Aliko Dangote has appointed his three daughters to expanded leadership roles across Dangote Group as he pursues a plan to build the business into a $100 billion enterprise within 4 years.
Dangote, 68, stepped down last year as chairman of Dangote Cement Plc and appointed one of his daughters to its board. A staff memo confirmed that Halima, Fatima and Mariya Dangote will take on broader responsibilities across the conglomerate, which operates in 17 African countries.
Halima Dangote was named Group Executive Director overseeing the Dangote Family Office and international offices in Dubai and London. She will supervise governance and structure of the family office. She previously led the turnaround and sale of Dangote Flour Mills and serves on several boards.
Fatima Dangote was appointed Group Executive Director, Commercial Operations – Oil & Gas. She will oversee the Dangote Petroleum Refinery, fertiliser and upstream energy assets, in addition to corporate communications and procurement.
Mariya Dangote becomes Group Executive Director, Commercial Operations – Cement & Foods. She will lead commercial strategy across cement and food units.

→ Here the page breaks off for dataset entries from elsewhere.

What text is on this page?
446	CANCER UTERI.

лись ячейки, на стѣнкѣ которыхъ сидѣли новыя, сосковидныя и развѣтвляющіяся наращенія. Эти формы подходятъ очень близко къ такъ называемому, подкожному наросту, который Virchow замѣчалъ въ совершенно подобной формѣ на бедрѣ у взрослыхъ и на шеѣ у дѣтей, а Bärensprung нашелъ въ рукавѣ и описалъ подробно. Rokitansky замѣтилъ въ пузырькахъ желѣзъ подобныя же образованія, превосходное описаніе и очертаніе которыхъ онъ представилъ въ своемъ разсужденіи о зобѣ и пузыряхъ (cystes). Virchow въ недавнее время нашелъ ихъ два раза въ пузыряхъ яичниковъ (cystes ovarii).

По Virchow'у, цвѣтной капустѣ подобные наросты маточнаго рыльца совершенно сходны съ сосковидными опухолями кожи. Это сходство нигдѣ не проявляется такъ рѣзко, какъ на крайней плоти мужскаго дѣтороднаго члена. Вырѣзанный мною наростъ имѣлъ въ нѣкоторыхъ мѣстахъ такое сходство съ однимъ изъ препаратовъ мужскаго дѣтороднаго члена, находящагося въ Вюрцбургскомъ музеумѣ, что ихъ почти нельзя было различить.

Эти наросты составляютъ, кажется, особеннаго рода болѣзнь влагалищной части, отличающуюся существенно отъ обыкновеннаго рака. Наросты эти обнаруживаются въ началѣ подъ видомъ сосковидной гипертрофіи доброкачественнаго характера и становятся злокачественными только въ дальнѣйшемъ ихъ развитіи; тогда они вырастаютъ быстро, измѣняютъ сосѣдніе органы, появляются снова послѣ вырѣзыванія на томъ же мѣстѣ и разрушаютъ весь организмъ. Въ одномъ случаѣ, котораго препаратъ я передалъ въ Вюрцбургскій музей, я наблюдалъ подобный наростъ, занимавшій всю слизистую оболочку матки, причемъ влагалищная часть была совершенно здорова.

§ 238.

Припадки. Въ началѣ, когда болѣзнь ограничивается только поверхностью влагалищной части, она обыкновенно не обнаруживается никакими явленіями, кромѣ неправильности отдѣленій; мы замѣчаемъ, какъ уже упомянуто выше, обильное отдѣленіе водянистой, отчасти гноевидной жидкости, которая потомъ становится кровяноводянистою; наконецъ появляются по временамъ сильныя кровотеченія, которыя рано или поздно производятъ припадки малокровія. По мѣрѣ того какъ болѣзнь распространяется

Dangote is valued at $31.9 billion, according to the Bloomberg Billionaires Index. His refinery currently has capacity of 650,000 barrels per day and is expected to expand to 1.4 million barrels per day through a $400 million equipment deal.
Key Takeaways
The appointments signal formal succession planning at one of Africa’s largest private groups. Dangote built his fortune through capital-intensive investments in cement, sugar, fertiliser and oil refining. These sectors require scale, long-term financing and strong operational control. The refinery is central to the group’s next phase. Nigeria imports most of its refined fuel despite being a major oil producer. Increasing local refining capacity could reduce fuel imports and support foreign-exchange stability. By placing his daughters in executive roles across cement, food and energy, Dangote is consolidating control within the family while professionalizing oversight. The Vision 2030 target of $100 billion implies expansion beyond current assets, deeper regional integration and higher export capacity. Investors will monitor execution, especially in refining and petrochemicals, where margins depend on global oil spreads and domestic policy. The leadership transition suggests continuity rather than restructuring, positioning the group for scale rather than divestment.